"Why do you swear so?" inquired Ainsworth. "Don't you think it in execrable taste?"

"Taste?" laughed Bently. "Yes; it's so far above all taste as to be a—sight higher and bigger."

"I make a distinction," Herman put in good naturedly, "between swearing and blasphemy; and Tom never blasphemes. His cursing is all in the interest of the highest virtues."

"Profanity is like smoking," added Tom. "Every thing depends upon how you do it. The English, for instance, smoke for the brutality of the thing; they never have any of the French finesse, and their smoking is nothing less than a crime. But as the Arabs smoke it is one of the loftiest virtues; there's something godlike about it.

"It is from smoking," Fenton chimed in, "that the Orientals learned how to treat women; for a woman is like tobacco, the aroma should be enjoyed and the ashes thrown away."

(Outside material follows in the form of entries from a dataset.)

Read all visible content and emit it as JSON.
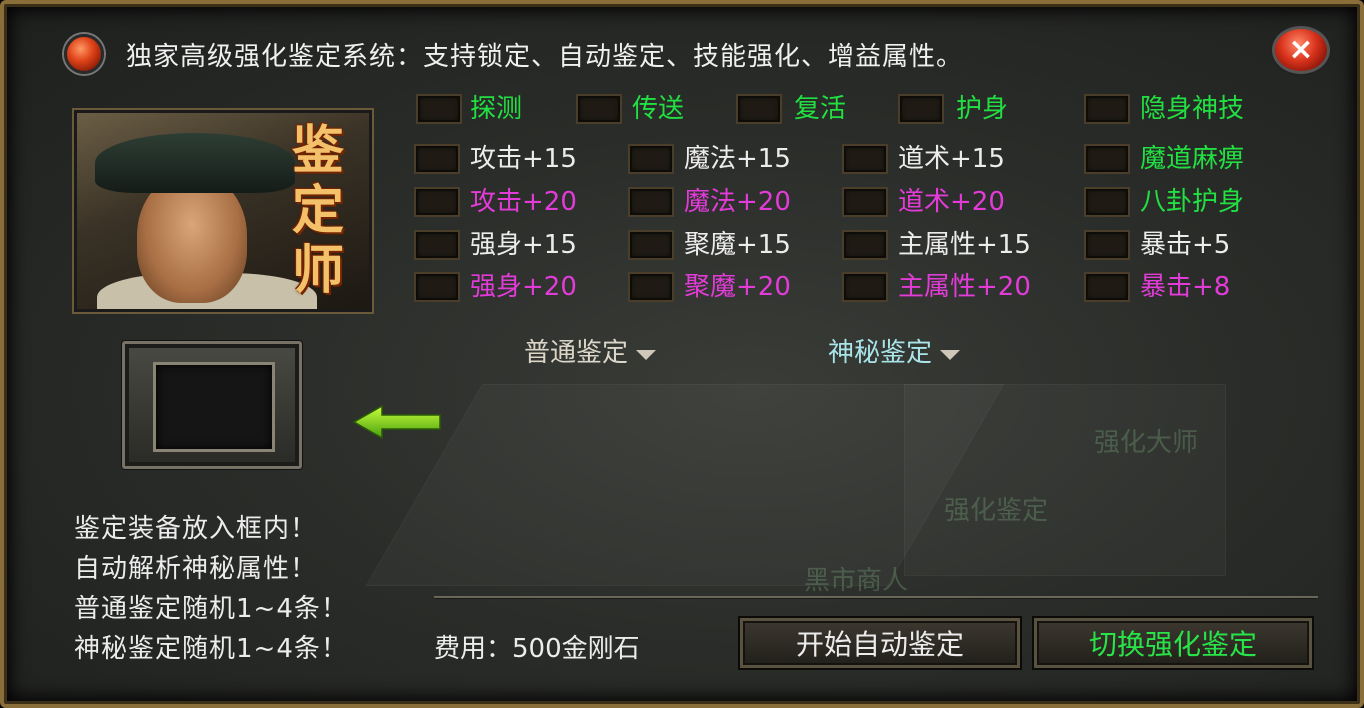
{
  "title": "独家高级强化鉴定系统：支持锁定、自动鉴定、技能强化、增益属性。",
  "close_glyph": "×",
  "portrait_title": [
    "鉴",
    "定",
    "师"
  ],
  "skills": [
    {
      "label": "探测"
    },
    {
      "label": "传送"
    },
    {
      "label": "复活"
    },
    {
      "label": "护身"
    },
    {
      "label": "隐身神技"
    }
  ],
  "attrs": [
    [
      {
        "label": "攻击+15"
      },
      {
        "label": "魔法+15"
      },
      {
        "label": "道术+15"
      },
      {
        "label": "魔道麻痹"
      }
    ],
    [
      {
        "label": "攻击+20"
      },
      {
        "label": "魔法+20"
      },
      {
        "label": "道术+20"
      },
      {
        "label": "八卦护身"
      }
    ],
    [
      {
        "label": "强身+15"
      },
      {
        "label": "聚魔+15"
      },
      {
        "label": "主属性+15"
      },
      {
        "label": "暴击+5"
      }
    ],
    [
      {
        "label": "强身+20"
      },
      {
        "label": "聚魔+20"
      },
      {
        "label": "主属性+20"
      },
      {
        "label": "暴击+8"
      }
    ]
  ],
  "dropdowns": {
    "normal": "普通鉴定",
    "mystic": "神秘鉴定"
  },
  "info_lines": [
    "鉴定装备放入框内！",
    "自动解析神秘属性！",
    "普通鉴定随机1~4条！",
    "神秘鉴定随机1~4条！"
  ],
  "cost": "费用：500金刚石",
  "buttons": {
    "auto": "开始自动鉴定",
    "switch": "切换强化鉴定"
  },
  "background_text": [
    "强化大师",
    "强化鉴定",
    "黑市商人"
  ],
  "colors": {
    "green": "#22e042",
    "white": "#ececec",
    "magenta": "#e23bd8",
    "frame": "#8a6e3a"
  },
  "icons": {
    "title": "red-gem-icon",
    "close": "close-icon",
    "arrow": "left-arrow-icon"
  }
}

"By George!" exclaimed one of the Pagans, moved by some rare compunction to remember that he had a wife at home, "that's infamous, Arthur."

"It is my belief," observed Ainsworth deliberately, "that Fenton lies awake nights to invent beastly things to say about women, and when he gets something that he thinks is smart he throws it into the conversation any where, without the slightest regard to whether it fits or not."

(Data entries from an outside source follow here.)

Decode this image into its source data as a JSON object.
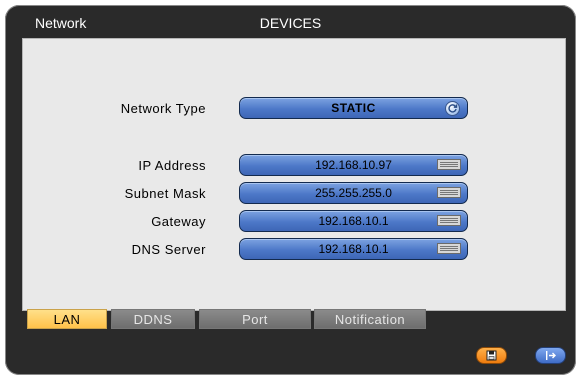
{
  "header": {
    "section": "Network",
    "title": "DEVICES"
  },
  "form": {
    "network_type": {
      "label": "Network Type",
      "value": "STATIC"
    },
    "ip_address": {
      "label": "IP Address",
      "value": "192.168.10.97"
    },
    "subnet_mask": {
      "label": "Subnet Mask",
      "value": "255.255.255.0"
    },
    "gateway": {
      "label": "Gateway",
      "value": "192.168.10.1"
    },
    "dns_server": {
      "label": "DNS Server",
      "value": "192.168.10.1"
    }
  },
  "tabs": [
    {
      "label": "LAN",
      "active": true
    },
    {
      "label": "DDNS",
      "active": false
    },
    {
      "label": "Port",
      "active": false
    },
    {
      "label": "Notification",
      "active": false
    }
  ],
  "actions": {
    "save_icon": "save-icon",
    "exit_icon": "exit-icon"
  },
  "colors": {
    "field_blue": "#4d78c8",
    "active_tab": "#ffc24a",
    "save_orange": "#ef7c0e",
    "exit_blue": "#3f6cc6"
  }
}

"What makes you so bitter against women?" asked Bently.

"Yes," added Rangely, with mock deprecation. "Why do you want to annihilate the sex? What harm have women ever done to you?"

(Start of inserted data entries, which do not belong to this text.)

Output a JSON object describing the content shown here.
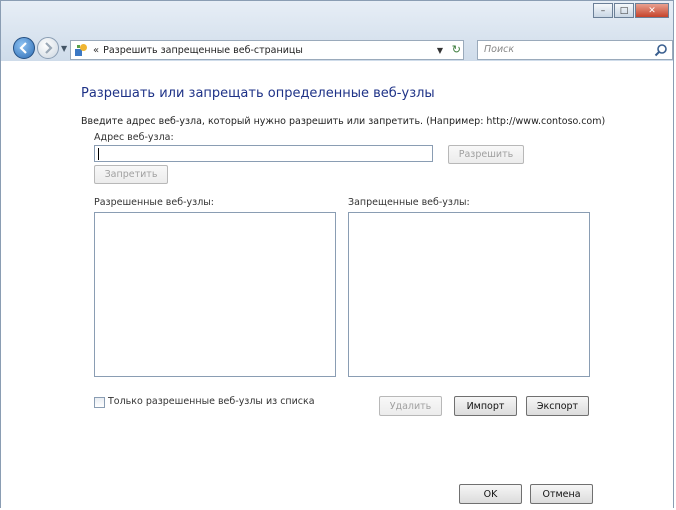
{
  "window": {
    "controls": {
      "minimize": "–",
      "maximize": "□",
      "close": "✕"
    }
  },
  "nav": {
    "back_icon": "back-arrow-icon",
    "forward_icon": "forward-arrow-icon",
    "address": {
      "chevron": "«",
      "text": "Разрешить запрещенные веб-страницы"
    },
    "search": {
      "placeholder": "Поиск"
    }
  },
  "page": {
    "title": "Разрешать или запрещать определенные веб-узлы",
    "instruction": "Введите адрес веб-узла, который нужно разрешить или запретить. (Например: http://www.contoso.com)",
    "address_label": "Адрес веб-узла:",
    "address_value": "",
    "allow_button": "Разрешить",
    "block_button": "Запретить",
    "allowed_label": "Разрешенные веб-узлы:",
    "blocked_label": "Запрещенные веб-узлы:",
    "allowed_items": [],
    "blocked_items": [],
    "only_allowed_checkbox": "Только разрешенные веб-узлы из списка",
    "only_allowed_checked": false,
    "delete_button": "Удалить",
    "import_button": "Импорт",
    "export_button": "Экспорт",
    "ok_button": "OK",
    "cancel_button": "Отмена"
  }
}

"Oh," retorted the artist, "it is on theoretical principles, purely. I adore that masculine ideal which man calls woman, but only finds in his brain. The highest on earth is reached only by the absolute elimination of the feminine. Ah! man is at his best in war," he went on, his attitude becoming less studied and more forcible, as he allowed his intellectual interest to overpower his vanity; "there he is all masculine; man without the limitations that the presence of woman imposes upon him. There woman is ignored, and even if she has been the cause of the war—and to be the cause of war is woman's noblest prerogative!—she is for the time being as completely forgotten as if she had never existed. She slips into oblivion as does the horn of grog which gives his courage."